All of this is now chang­ing. The gov­er­nor of the State of Rio de Janeiro, Luiz Fer­nando Pezão, de­vel­oped a pro­gramme to re­store law, order and progress in ev­ery favela. First, para­mil­i­tary po­lice with army sup­port would go into the cho­sen favela in over­whelm­ing num­bers. They would an­nounce their ar­rival days in ad­vance, so that gang mem­bers had time to flee (this avoided shoot-outs in densely pop­u­lated ar­eas). The paramil­i­taries would stay while new po­lice posts were built in the favela, then hand over to the ‘Paci­fy­ing Po­lice’. Paci­fy­ing of­fi­cers are spe­cially trained in com­mu­nity polic­ing, and they make a com­mit­ment to stay in the favela un­til it is a de­cent, law-abid­ing neigh­bour­hood.

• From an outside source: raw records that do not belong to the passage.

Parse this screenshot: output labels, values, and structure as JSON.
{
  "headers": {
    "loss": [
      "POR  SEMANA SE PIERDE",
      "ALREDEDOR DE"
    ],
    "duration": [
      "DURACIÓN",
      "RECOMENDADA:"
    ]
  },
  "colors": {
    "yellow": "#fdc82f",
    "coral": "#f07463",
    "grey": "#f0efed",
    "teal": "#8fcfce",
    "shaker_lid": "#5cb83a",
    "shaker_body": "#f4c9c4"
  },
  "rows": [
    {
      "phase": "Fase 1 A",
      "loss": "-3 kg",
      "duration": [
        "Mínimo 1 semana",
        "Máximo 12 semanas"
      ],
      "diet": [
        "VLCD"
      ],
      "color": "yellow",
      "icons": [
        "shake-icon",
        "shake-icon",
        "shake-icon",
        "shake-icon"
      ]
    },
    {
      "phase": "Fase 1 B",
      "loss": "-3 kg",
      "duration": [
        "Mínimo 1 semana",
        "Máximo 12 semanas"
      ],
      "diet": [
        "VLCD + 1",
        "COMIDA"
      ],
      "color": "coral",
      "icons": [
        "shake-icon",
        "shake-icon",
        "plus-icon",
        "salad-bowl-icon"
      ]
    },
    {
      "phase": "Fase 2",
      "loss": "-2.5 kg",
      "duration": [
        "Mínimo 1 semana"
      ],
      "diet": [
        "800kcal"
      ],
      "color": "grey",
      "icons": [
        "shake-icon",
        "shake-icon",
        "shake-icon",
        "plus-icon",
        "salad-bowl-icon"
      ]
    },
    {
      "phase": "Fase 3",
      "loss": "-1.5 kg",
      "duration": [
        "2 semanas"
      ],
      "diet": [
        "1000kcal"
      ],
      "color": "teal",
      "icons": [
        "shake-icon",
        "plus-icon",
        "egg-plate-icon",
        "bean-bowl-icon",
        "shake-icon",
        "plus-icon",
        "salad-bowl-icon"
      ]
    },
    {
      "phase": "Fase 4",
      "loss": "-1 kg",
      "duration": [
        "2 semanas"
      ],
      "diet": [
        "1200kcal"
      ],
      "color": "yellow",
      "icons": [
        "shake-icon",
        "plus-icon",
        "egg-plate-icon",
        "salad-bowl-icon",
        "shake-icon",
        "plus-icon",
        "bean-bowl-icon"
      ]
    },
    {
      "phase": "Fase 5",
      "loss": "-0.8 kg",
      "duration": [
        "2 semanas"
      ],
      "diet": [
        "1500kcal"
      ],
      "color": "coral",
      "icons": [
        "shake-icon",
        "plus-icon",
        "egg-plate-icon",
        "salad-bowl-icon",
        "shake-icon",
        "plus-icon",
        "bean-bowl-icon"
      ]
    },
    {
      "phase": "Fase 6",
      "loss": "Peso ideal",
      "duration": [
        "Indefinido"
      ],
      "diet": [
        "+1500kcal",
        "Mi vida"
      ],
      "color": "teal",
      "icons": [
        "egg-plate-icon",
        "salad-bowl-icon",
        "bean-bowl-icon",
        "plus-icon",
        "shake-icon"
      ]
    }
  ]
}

Af­ter that, the city main­te­nance crews would go in: fix the roads, give ev­ery street a name and ev­ery house a num­ber, and put in proper elec­tri­cal and water sup­plies. Fi­nally, the State would give tax breaks for ev­ery busi­ness that set up op­er­a­tions in the favela.

This com­bi­na­tion has been re­mark­ably suc­cess­ful. In the first fave­las to be nor­malised, the gangs have gone, the crime rate has fallen dra­mat­i­cally, in­vest­ment is flow­ing in, busi­nesses are thriv­ing, in­comes and prop­erty val­ues are ris­ing, un­em­ploy­ment has fallen, and the peo­ple sup­port the po­lice rather than the crim­i­nals. The homi­cide rate in Rio de Janeiro halved be­tween 2005 and 2012, while the homi­cide rate in the rest of Brazil was ris­ing rapidly.

And the vot­ing pat­tern changed; the com­mu­ni­ties no longer voted the way that the gangs told them to.

So there is a good model for Ja­maica to fol­low. All we need is politi­cians with the courage to im­ple­ment sim­i­lar so­lu­tions here.